Storie di successo: dalla provincia ai mercati mondiali

Molte aziende lombarde dimostrano che l’export è possibile anche partendo da realtà locali. Una PMI metalmeccanica di Lecco ha iniziato fornendo componenti per macchinari a un distributore tedesco: oggi esporta in 14 Paesi e realizza il 70% del fatturato all’estero. Nel settore agroalimentare, un caseificio cremonese ha conquistato il mercato giapponese puntando su formaggi DOP e storytelling legato alla tradizione. Questi casi confermano che l’internazionalizzazione non è riservata alle grandi aziende, ma richiede strategia e capacità di adattamento alle esigenze locali.

I mercati più promettenti per le PMI

Oltre all’Europa, che resta il principale sbocco, emergono opportunità in Nord America, Asia e Medio Oriente. Il mercato statunitense è attratto dal Made in Italy per qualità e design, mentre in Asia la classe media in crescita cerca prodotti alimentari e moda di fascia alta. Secondo SACE, l’export italiano verso i Paesi ASEAN potrebbe crescere del 5,5% annuo fino al 2027. Tuttavia, ogni mercato ha regole, gusti e canali distributivi diversi: ciò che funziona in Francia può non avere successo in Corea del Sud senza un adattamento mirato del prodotto e della comunicazione.
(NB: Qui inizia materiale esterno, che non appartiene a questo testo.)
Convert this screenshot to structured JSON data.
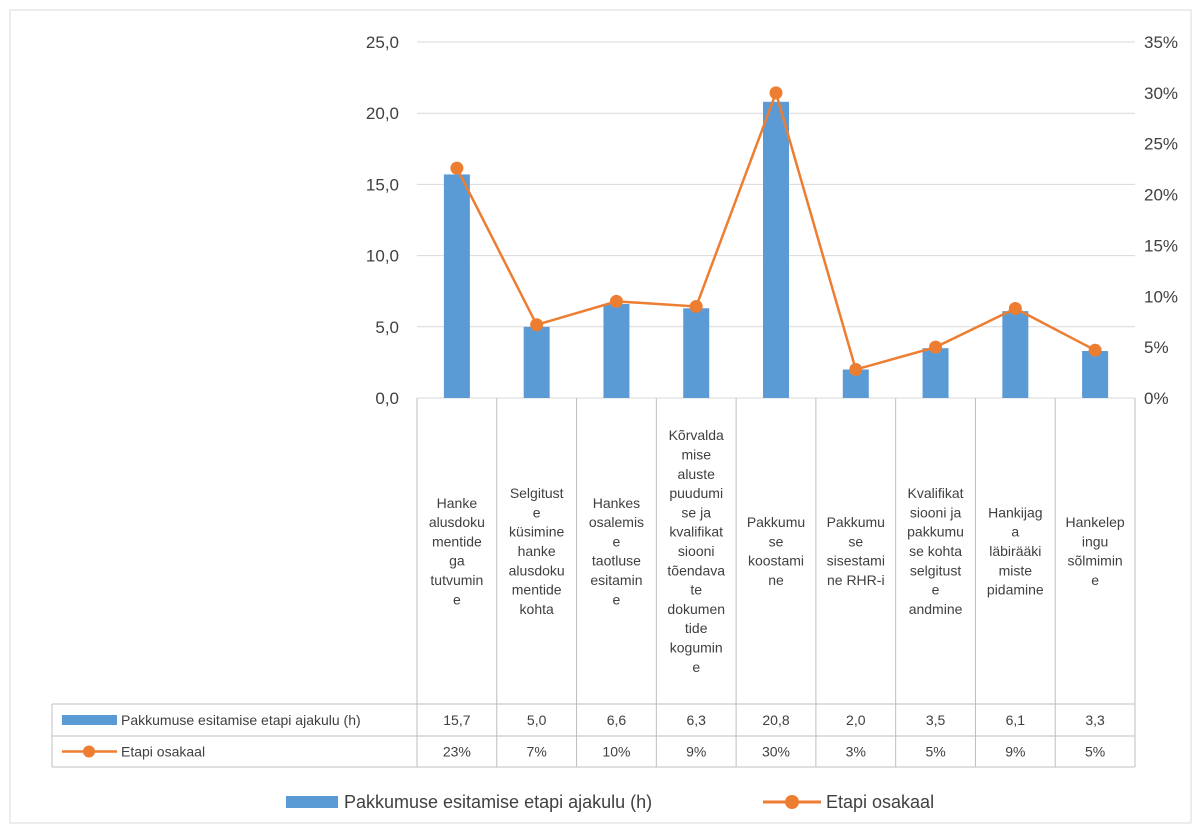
{
  "colors": {
    "bar": "#5B9BD5",
    "line": "#ED7D31",
    "grid": "#D9D9D9",
    "text": "#404040"
  },
  "chart_data": {
    "type": "bar",
    "categories": [
      "Hanke alusdokumentidega tutvumine",
      "Selgituste küsimine hanke alusdokumentide kohta",
      "Hankes osalemise taotluse esitamine",
      "Kõrvaldamise aluste puudumise ja kvalifikatsiooni tõendavate dokumentide kogumine",
      "Pakkumuse koostamine",
      "Pakkumuse sisestamine RHR-i",
      "Kvalifikatsiooni ja pakkumuse kohta selgituste andmine",
      "Hankijaga läbirääkimiste pidamine",
      "Hankelepingu sõlmimine"
    ],
    "category_display_lines": [
      [
        "Hanke",
        "alusdoku",
        "mentide",
        "ga",
        "tutvumin",
        "e"
      ],
      [
        "Selgitust",
        "e",
        "küsimine",
        "hanke",
        "alusdoku",
        "mentide",
        "kohta"
      ],
      [
        "Hankes",
        "osalemis",
        "e",
        "taotluse",
        "esitamin",
        "e"
      ],
      [
        "Kõrvalda",
        "mise",
        "aluste",
        "puudumi",
        "se ja",
        "kvalifikat",
        "siooni",
        "tõendava",
        "te",
        "dokumen",
        "tide",
        "kogumin",
        "e"
      ],
      [
        "Pakkumu",
        "se",
        "koostami",
        "ne"
      ],
      [
        "Pakkumu",
        "se",
        "sisestami",
        "ne RHR-i"
      ],
      [
        "Kvalifikat",
        "siooni ja",
        "pakkumu",
        "se kohta",
        "selgitust",
        "e",
        "andmine"
      ],
      [
        "Hankijag",
        "a",
        "läbirääki",
        "miste",
        "pidamine"
      ],
      [
        "Hankelep",
        "ingu",
        "sõlmimin",
        "e"
      ]
    ],
    "series": [
      {
        "name": "Pakkumuse esitamise etapi ajakulu (h)",
        "type": "bar",
        "axis": "left",
        "values": [
          15.7,
          5.0,
          6.6,
          6.3,
          20.8,
          2.0,
          3.5,
          6.1,
          3.3
        ],
        "labels": [
          "15,7",
          "5,0",
          "6,6",
          "6,3",
          "20,8",
          "2,0",
          "3,5",
          "6,1",
          "3,3"
        ]
      },
      {
        "name": "Etapi osakaal",
        "type": "line",
        "axis": "right",
        "values": [
          23,
          7,
          10,
          9,
          30,
          3,
          5,
          9,
          5
        ],
        "plotted_values": [
          22.6,
          7.2,
          9.5,
          9.0,
          30.0,
          2.8,
          5.0,
          8.8,
          4.7
        ],
        "labels": [
          "23%",
          "7%",
          "10%",
          "9%",
          "30%",
          "3%",
          "5%",
          "9%",
          "5%"
        ]
      }
    ],
    "ylim_left": [
      0,
      25
    ],
    "yticks_left": [
      "0,0",
      "5,0",
      "10,0",
      "15,0",
      "20,0",
      "25,0"
    ],
    "ylim_right": [
      0,
      35
    ],
    "yticks_right": [
      "0%",
      "5%",
      "10%",
      "15%",
      "20%",
      "25%",
      "30%",
      "35%"
    ],
    "grid": true,
    "data_table": true,
    "legend_position": "bottom"
  }
}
Ostacoli e rischi dell’internazionalizzazione

Espandersi all’estero non è privo di sfide: burocrazia, barriere linguistiche, differenze culturali e rischio di insoluti possono mettere a dura prova le PMI. Un’azienda di arredamento di Monza, entrata in Russia senza adeguata tutela contrattuale, ha subito un danno economico rilevante per mancati pagamenti. Pianificare in anticipo e affidarsi a professionisti esperti in contrattualistica internazionale è fondamentale per evitare problemi. Inoltre, la logistica internazionale richiede partner affidabili e capacità di gestire i costi di trasporto, in particolare in tempi di instabilità geopolitica.
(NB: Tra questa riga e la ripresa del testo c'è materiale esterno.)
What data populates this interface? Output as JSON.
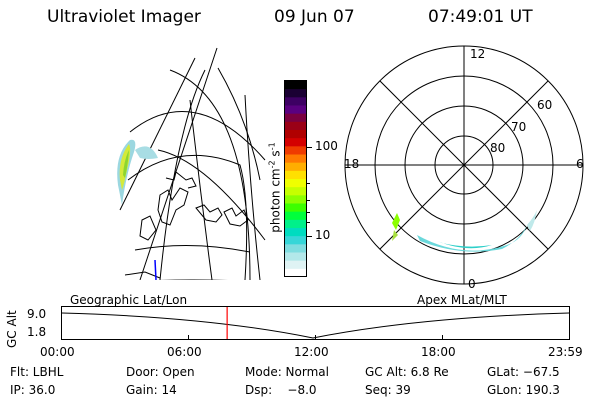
{
  "header": {
    "title": "Ultraviolet Imager",
    "date": "09 Jun 07",
    "time": "07:49:01 UT"
  },
  "colorbar": {
    "label": "photon cm",
    "label_exp1": "-2",
    "label_mid": "s",
    "label_exp2": "-1",
    "ticks": [
      "100",
      "10"
    ],
    "colors": [
      "#000000",
      "#1a0033",
      "#3d0063",
      "#5a0080",
      "#7a0040",
      "#9a0016",
      "#b00000",
      "#d40000",
      "#ef3b00",
      "#ff7a00",
      "#ffae00",
      "#ffe000",
      "#f0ff00",
      "#c6ff00",
      "#8cff00",
      "#3dff00",
      "#00ff3c",
      "#00f08a",
      "#00dcc0",
      "#36d6d8",
      "#7fdde0",
      "#b3e8ea",
      "#dff3f4",
      "#ffffff"
    ]
  },
  "polar": {
    "mlt_labels": [
      "12",
      "18",
      "6",
      "0"
    ],
    "lat_labels": [
      "60",
      "70",
      "80"
    ]
  },
  "timeline": {
    "ylabel": "GC Alt",
    "yticks": [
      "9.0",
      "1.8"
    ],
    "left_label": "Geographic Lat/Lon",
    "right_label": "Apex MLat/MLT",
    "xticks": [
      "00:00",
      "06:00",
      "12:00",
      "18:00",
      "23:59"
    ],
    "marker_fraction": 0.3257
  },
  "info": {
    "filter": "Flt: LBHL",
    "door": "Door: Open",
    "mode": "Mode: Normal",
    "gc_alt": "GC Alt: 6.8 Re",
    "glat": "GLat: −67.5",
    "ip": "IP: 36.0",
    "gain": "Gain: 14",
    "dsp": "Dsp:    −8.0",
    "seq": "Seq: 39",
    "glon": "GLon: 190.3"
  }
}
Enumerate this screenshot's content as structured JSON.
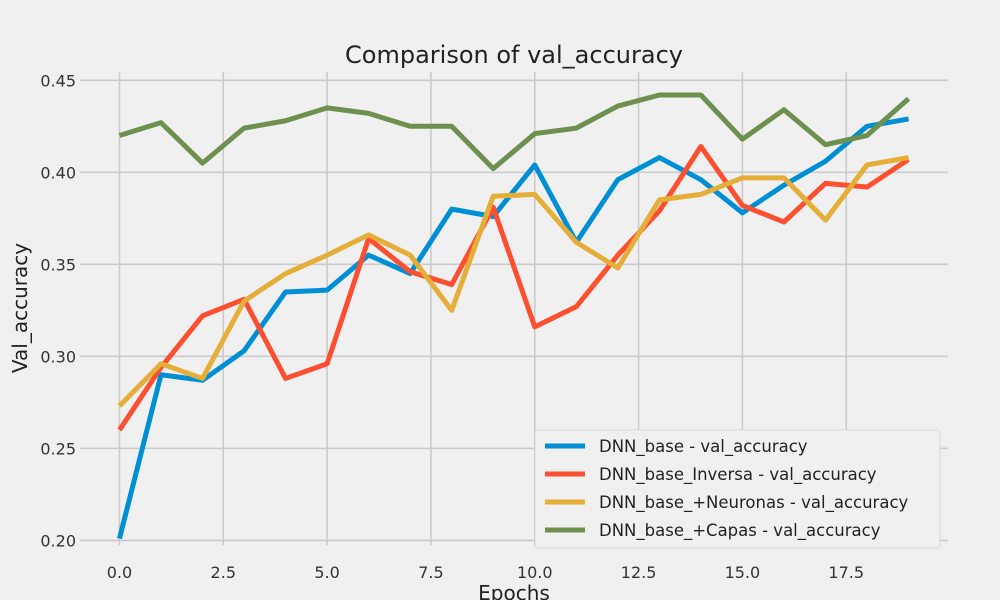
{
  "chart_data": {
    "type": "line",
    "title": "Comparison of val_accuracy",
    "xlabel": "Epochs",
    "ylabel": "Val_accuracy",
    "xlim": [
      -0.95,
      19.95
    ],
    "ylim": [
      0.1975,
      0.4545
    ],
    "x_ticks": [
      0.0,
      2.5,
      5.0,
      7.5,
      10.0,
      12.5,
      15.0,
      17.5
    ],
    "x_tick_labels": [
      "0.0",
      "2.5",
      "5.0",
      "7.5",
      "10.0",
      "12.5",
      "15.0",
      "17.5"
    ],
    "y_ticks": [
      0.2,
      0.25,
      0.3,
      0.35,
      0.4,
      0.45
    ],
    "y_tick_labels": [
      "0.20",
      "0.25",
      "0.30",
      "0.35",
      "0.40",
      "0.45"
    ],
    "grid": true,
    "legend_position": "lower-right",
    "x": [
      0,
      1,
      2,
      3,
      4,
      5,
      6,
      7,
      8,
      9,
      10,
      11,
      12,
      13,
      14,
      15,
      16,
      17,
      18,
      19
    ],
    "series": [
      {
        "name": "DNN_base - val_accuracy",
        "color": "#008fd5",
        "values": [
          0.201,
          0.29,
          0.287,
          0.303,
          0.335,
          0.336,
          0.355,
          0.345,
          0.38,
          0.376,
          0.404,
          0.362,
          0.396,
          0.408,
          0.396,
          0.378,
          0.393,
          0.406,
          0.425,
          0.429
        ]
      },
      {
        "name": "DNN_base_Inversa - val_accuracy",
        "color": "#fc4f30",
        "values": [
          0.26,
          0.294,
          0.322,
          0.331,
          0.288,
          0.296,
          0.364,
          0.346,
          0.339,
          0.381,
          0.316,
          0.327,
          0.355,
          0.379,
          0.414,
          0.382,
          0.373,
          0.394,
          0.392,
          0.407
        ]
      },
      {
        "name": "DNN_base_+Neuronas - val_accuracy",
        "color": "#e5ae38",
        "values": [
          0.273,
          0.296,
          0.288,
          0.33,
          0.345,
          0.355,
          0.366,
          0.355,
          0.325,
          0.387,
          0.388,
          0.362,
          0.348,
          0.385,
          0.388,
          0.397,
          0.397,
          0.374,
          0.404,
          0.408
        ]
      },
      {
        "name": "DNN_base_+Capas - val_accuracy",
        "color": "#6d904f",
        "values": [
          0.42,
          0.427,
          0.405,
          0.424,
          0.428,
          0.435,
          0.432,
          0.425,
          0.425,
          0.402,
          0.421,
          0.424,
          0.436,
          0.442,
          0.442,
          0.418,
          0.434,
          0.415,
          0.42,
          0.44
        ]
      }
    ]
  }
}
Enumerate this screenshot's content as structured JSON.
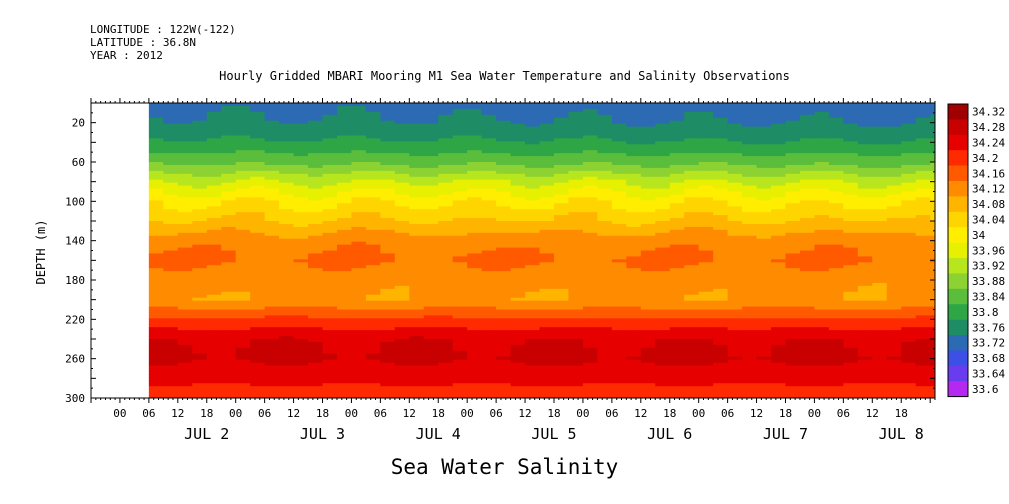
{
  "header": {
    "longitude": "LONGITUDE : 122W(-122)",
    "latitude": "LATITUDE : 36.8N",
    "year": "YEAR : 2012"
  },
  "chart_data": {
    "type": "heatmap",
    "title": "Hourly Gridded MBARI Mooring M1 Sea Water Temperature and Salinity Observations",
    "subtitle": "Sea Water Salinity",
    "ylabel": "DEPTH (m)",
    "ylim": [
      300,
      0
    ],
    "y_ticks": [
      20,
      60,
      100,
      140,
      180,
      220,
      260,
      300
    ],
    "hour_ticks": [
      "00",
      "06",
      "12",
      "18",
      "00",
      "06",
      "12",
      "18",
      "00",
      "06",
      "12",
      "18",
      "00",
      "06",
      "12",
      "18",
      "00",
      "06",
      "12",
      "18",
      "00",
      "06",
      "12",
      "18",
      "00",
      "06",
      "12",
      "18"
    ],
    "day_labels": [
      "JUL  2",
      "JUL  3",
      "JUL  4",
      "JUL  5",
      "JUL  6",
      "JUL  7",
      "JUL  8"
    ],
    "x_range_hours": [
      -12,
      163
    ],
    "data_start_hour": 0,
    "grid": false,
    "legend": "right",
    "colorbar_levels": [
      "34.32",
      "34.28",
      "34.24",
      "34.2",
      "34.16",
      "34.12",
      "34.08",
      "34.04",
      "34",
      "33.96",
      "33.92",
      "33.88",
      "33.84",
      "33.8",
      "33.76",
      "33.72",
      "33.68",
      "33.64",
      "33.6"
    ],
    "colorbar_colors": [
      "#a00000",
      "#c80000",
      "#e60000",
      "#ff2a00",
      "#ff5a00",
      "#ff8c00",
      "#ffb400",
      "#ffd500",
      "#ffee00",
      "#e6f000",
      "#b8e61e",
      "#8cd232",
      "#5abe3c",
      "#2ea646",
      "#1e8c64",
      "#2c6ab4",
      "#3c50e6",
      "#6a3cf0",
      "#b428f0"
    ],
    "color_min": 33.6,
    "color_max": 34.34,
    "profile": {
      "depths": [
        0,
        20,
        40,
        60,
        80,
        100,
        120,
        140,
        160,
        180,
        200,
        220,
        240,
        260,
        280,
        300
      ],
      "salinity": [
        33.74,
        33.76,
        33.8,
        33.86,
        33.95,
        34.02,
        34.07,
        34.13,
        34.15,
        34.12,
        34.11,
        34.19,
        34.26,
        34.27,
        34.23,
        34.21
      ]
    }
  }
}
Strumenti e incentivi per l’export

Le PMI possono accedere a bandi e finanziamenti dedicati, come quelli messi a disposizione da SIMEST e SACE, per supportare l’internazionalizzazione. Questi fondi possono coprire spese per fiere internazionali, consulenze, traduzioni e attività promozionali. Una rete di aziende tessili della Brianza ha utilizzato fondi pubblici per partecipare collettivamente a fiere in Canada e USA, ottenendo contatti commerciali di alto livello. La partecipazione a missioni commerciali organizzate da enti come le Camere di Commercio italiane all’estero può accelerare l’ingresso in nuovi mercati.
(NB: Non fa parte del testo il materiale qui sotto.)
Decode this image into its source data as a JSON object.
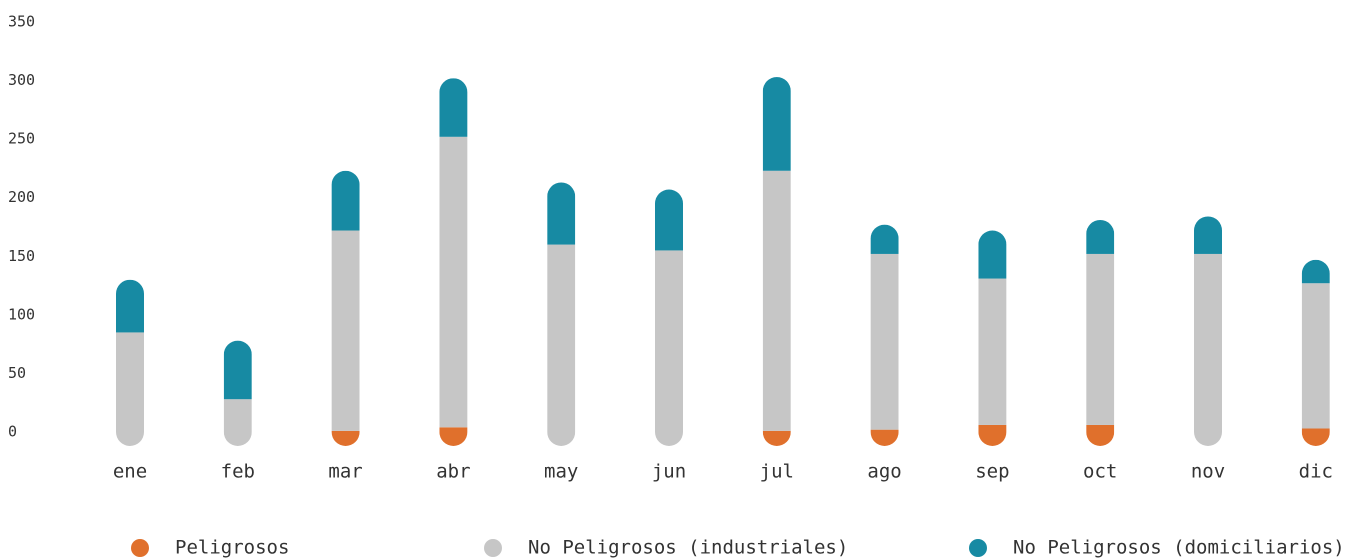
{
  "chart_data": {
    "type": "stacked_bar",
    "categories": [
      "ene",
      "feb",
      "mar",
      "abr",
      "may",
      "jun",
      "jul",
      "ago",
      "sep",
      "oct",
      "nov",
      "dic"
    ],
    "series": [
      {
        "name": "Peligrosos",
        "color": "#e0702c",
        "values": [
          0,
          0,
          1,
          4,
          0,
          0,
          1,
          2,
          6,
          6,
          0,
          3
        ]
      },
      {
        "name": "No Peligrosos (industriales)",
        "color": "#c6c6c6",
        "values": [
          85,
          28,
          171,
          248,
          160,
          155,
          222,
          150,
          125,
          146,
          152,
          124
        ]
      },
      {
        "name": "No Peligrosos (domiciliarios)",
        "color": "#178aa3",
        "values": [
          45,
          50,
          51,
          50,
          53,
          52,
          80,
          25,
          41,
          29,
          32,
          20
        ]
      }
    ],
    "ylim": [
      0,
      350
    ],
    "yticks": [
      0,
      50,
      100,
      150,
      200,
      250,
      300,
      350
    ],
    "legend": "bottom"
  }
}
Il ruolo delle reti e delle piattaforme digitali

Oggi, il digitale ha abbattuto molte barriere di accesso ai mercati esteri. Piattaforme B2B, marketplace specializzati e social network professionali come LinkedIn permettono di individuare partner e clienti a livello globale. Alcune PMI lombarde hanno iniziato a vendere in Asia senza aprire sedi locali, grazie a e-commerce multilingua e campagne mirate. La combinazione di strumenti online e presenza fisica nei mercati chiave aumenta le possibilità di successo e riduce i rischi.